Face à la tension politique : Choguel joue la carte de l’apaisement

Face aux tensions politiques entre lui et certains regroupements politiques ayant suscité l’implication du président de la Transition, le Premier ministre a commencé à jouer la carte de l’apaisement. Au cours d’une rencontre, il a indiqué qu’il n’y a ni « d’anciens ni de nouveaux dignitaires » et a appelé tous au rassemblement pour sauver la nation malade.

Lueur d’espoir pour la décrispation du climat politique au Mali ! Oui, la sortie récente du premier ministre l’annonce. Bien que court, ce message du Dr Choguel Kokalla Maïga pourra apaiser la colère de ses adversaires politiques et rassembler les Maliens.

En effet, la situation politique était tendue ces derniers temps. La classe politique, notamment le cadre d’échange des groupements et partis politiques pour une transition réussie s’est sentie exclu du processus de la transition. Aussi, a-t-il estimé que le Premier ministre ne travaillait pas dans l’inclusivité. Ce groupement politique avaient rejeté la tenue des ANR et la création de l’organe unique de gestion des élections.

De son côté, le chef du gouvernement rencontre les forces vives de la nation pour leur expliquer la nécessité des Assises nationales de la refondation, des réformes politiques et institutionnelles avant les élections. Beaucoup, même certains partis du cadre d’échange ont adhéré à l’initiative.

Mais ce qui a aggravé la tension politique, c’est la sortie du premier ministre face aux légitimités traditionnelles et religieuses. « Vous vous souviendrez, il y a de cela un peu plus de trois décennies, sous le couvert de l’instauration de la démocratie, qui a été présentée comme une panacée contre le sous-développement, on a promis au Peuple des lendemains qui chantent. Ce qu’il en a résulté est connu : tous les leviers de l’État : les Forces de Défense et de Sécurité, l’École, l’Administration, la Justice se sont retrouvées vidées de leur substance. La déliquescence progressive a atteint tous les secteurs de la vie de la Nation. La corruption et l’impunité devenues monnaie courante ont contribué à désarticuler les fondements de notre sécurité. La gestion du pays est passée entre les mains des PTF et des ONG et, le seul indiscutable bilan que la démocratie nous a légué est la floraison des associations et des partis politiques ». C’est ce passage du discours du premier ministre qui a suscité les réactions virulentes des acteurs du mouvement démocratique qui se sont sentis visés par le chef du gouvernement.

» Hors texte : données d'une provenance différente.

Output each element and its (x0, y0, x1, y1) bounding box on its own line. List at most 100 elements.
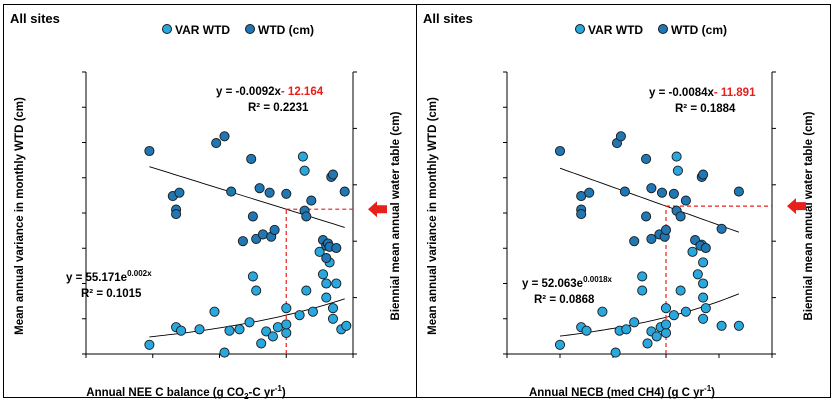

La crispation du climat politique entre le premier ministre et la classe politique a conduit à l’implication du président de la Transition. Ce dernier a reçu, à Koulouba, les différentes formations politiques. Il s’est aussi personnellement impliqué pour que les Assises nationales de la refondation en vue soient beaucoup plus inclusives. C’est d’ailleurs ce qu explique le report de ces assises.

Le PM joue à l’apaisement

Dans une vidéo, le premier ministre a joué la carte de l’apaisement du climat politique très tendu. Il a mis l’ancien sur le rassemblement des Maliens. « Il n’y a pas d’anciens ou de nouveaux dignitaires. On est tous Maliens. Nous devons nous donner la main pour sortir le pays de la crise », a-t-il indiqué. Selon le chef du gouvernement, le président de la transition a insisté sur l’unité des Maliens. Aussi, le PM a rappelé ses efforts pour à aller vers la classe politique. « J’appelle certains leaders politiques. Je vais à la rencontre de certains chez eux, même les nuits. Je reçois certains au bureau », a-t-il indiqué. La tenue inclusive des Assises nationales de la refondation est, selon Dr Choguel Kokalla Maïga, ce sur lequel le gouvernement et le président sont convenus. Le premier ministre a enfin plaidé à ce que les Maliens mettent de côté leurs divergences politiques religieuses, ethniques pour se donner la main pour une sortie de crise.